The buyer’s lawyer will also dig into the information available about a property, looking at a co-op’s finances and the minutes of its board meetings. Some buyers with a background in finance believe they can handle this part by themselves. But, Ms. Kory said, they may not know the customary tax breaks and accounting methods used by co-ops, which can lead to serious misunderstandings.

Michael W. Goldstein, a lawyer who has handled residential real estate deals for more than 20 years, says an experienced lawyer is also easily able to spot in the board’s minutes any issues that may percolate into problems. Perhaps there is talk about a loud resident who is to be the buyer’s neighbor, or discussion of a balky boiler that may need expensive repairs not accounted for in the building’s capital improvement plan.

Because experienced real estate lawyers see a lot of contracts and know the customs, they can also help cut through roadblocks. For that reason, Ms. Kory said, it is usually a mistake to hire a lawyer who does not have extensive familiarity with residential deals.

Lawyers and real estate agents both say that the best way to find a lawyer is through word of mouth, in the best case from a friend or a family member. But if that option is not available, real estate agents are often happy to refer someone with whom they have worked.

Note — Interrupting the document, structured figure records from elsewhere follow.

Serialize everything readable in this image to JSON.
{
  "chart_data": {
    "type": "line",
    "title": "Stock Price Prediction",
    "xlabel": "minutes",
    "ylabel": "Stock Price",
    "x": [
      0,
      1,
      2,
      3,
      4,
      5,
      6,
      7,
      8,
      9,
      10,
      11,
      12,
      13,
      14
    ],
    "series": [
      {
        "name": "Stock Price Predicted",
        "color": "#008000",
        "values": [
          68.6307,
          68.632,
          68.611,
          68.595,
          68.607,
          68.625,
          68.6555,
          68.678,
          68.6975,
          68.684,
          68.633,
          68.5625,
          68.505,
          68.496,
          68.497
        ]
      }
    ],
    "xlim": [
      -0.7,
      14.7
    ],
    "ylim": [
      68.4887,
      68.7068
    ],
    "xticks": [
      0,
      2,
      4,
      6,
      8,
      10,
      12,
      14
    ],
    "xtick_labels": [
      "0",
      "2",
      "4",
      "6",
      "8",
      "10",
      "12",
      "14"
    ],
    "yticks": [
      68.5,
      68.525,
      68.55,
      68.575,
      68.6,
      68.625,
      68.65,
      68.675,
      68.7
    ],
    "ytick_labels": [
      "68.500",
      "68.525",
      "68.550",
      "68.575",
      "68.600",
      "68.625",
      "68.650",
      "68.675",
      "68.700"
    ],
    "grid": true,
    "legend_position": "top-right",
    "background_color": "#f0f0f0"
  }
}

Ms. Kory says she often advises clients to talk to two or three lawyers, and then choose one, before making any offer on a home. That might seem premature, she said, but having good representation lined up can help ensure that you get the home you really want.

“Having a lawyer makes you look more capable of following through on the deal,” Ms. Kory said. “Even if you are the only one bidding, you will come across stronger if you have all your ducks in a row.”

Buyers should have a few simple questions ready for prospective lawyers. First, ask about residential real estate experience — generally, more is better. Find out about experience with closings for homes similar to yours, or even in the building you are considering. Then find out how much of the work would be done by the lawyer personally, and how much (and which parts) would be handled by a paralegal.

And ask if the charge will be a flat fee or based on an hourly rate. In general, residential real estate lawyers in New York charge a fee, often between $1,500 and $2,500. More complicated or expensive deals, like buying a multifamily brownstone, for example, can take the tab closer to $5,000.

In most cases, that fee will cover a few hours of face time with the lawyer, his or her presence at the closing and a few conversations over the phone. The lawyer will spend several additional hours examining the paperwork and performing due diligence. The buyer also receives something else: more peace of mind.

“The reality is that most people are not well versed in real estate law,” said Mr. Malin of Citi Habitats. “There are a lot of things that could potentially go wrong in the process. And you could very likely regret not spending the money.”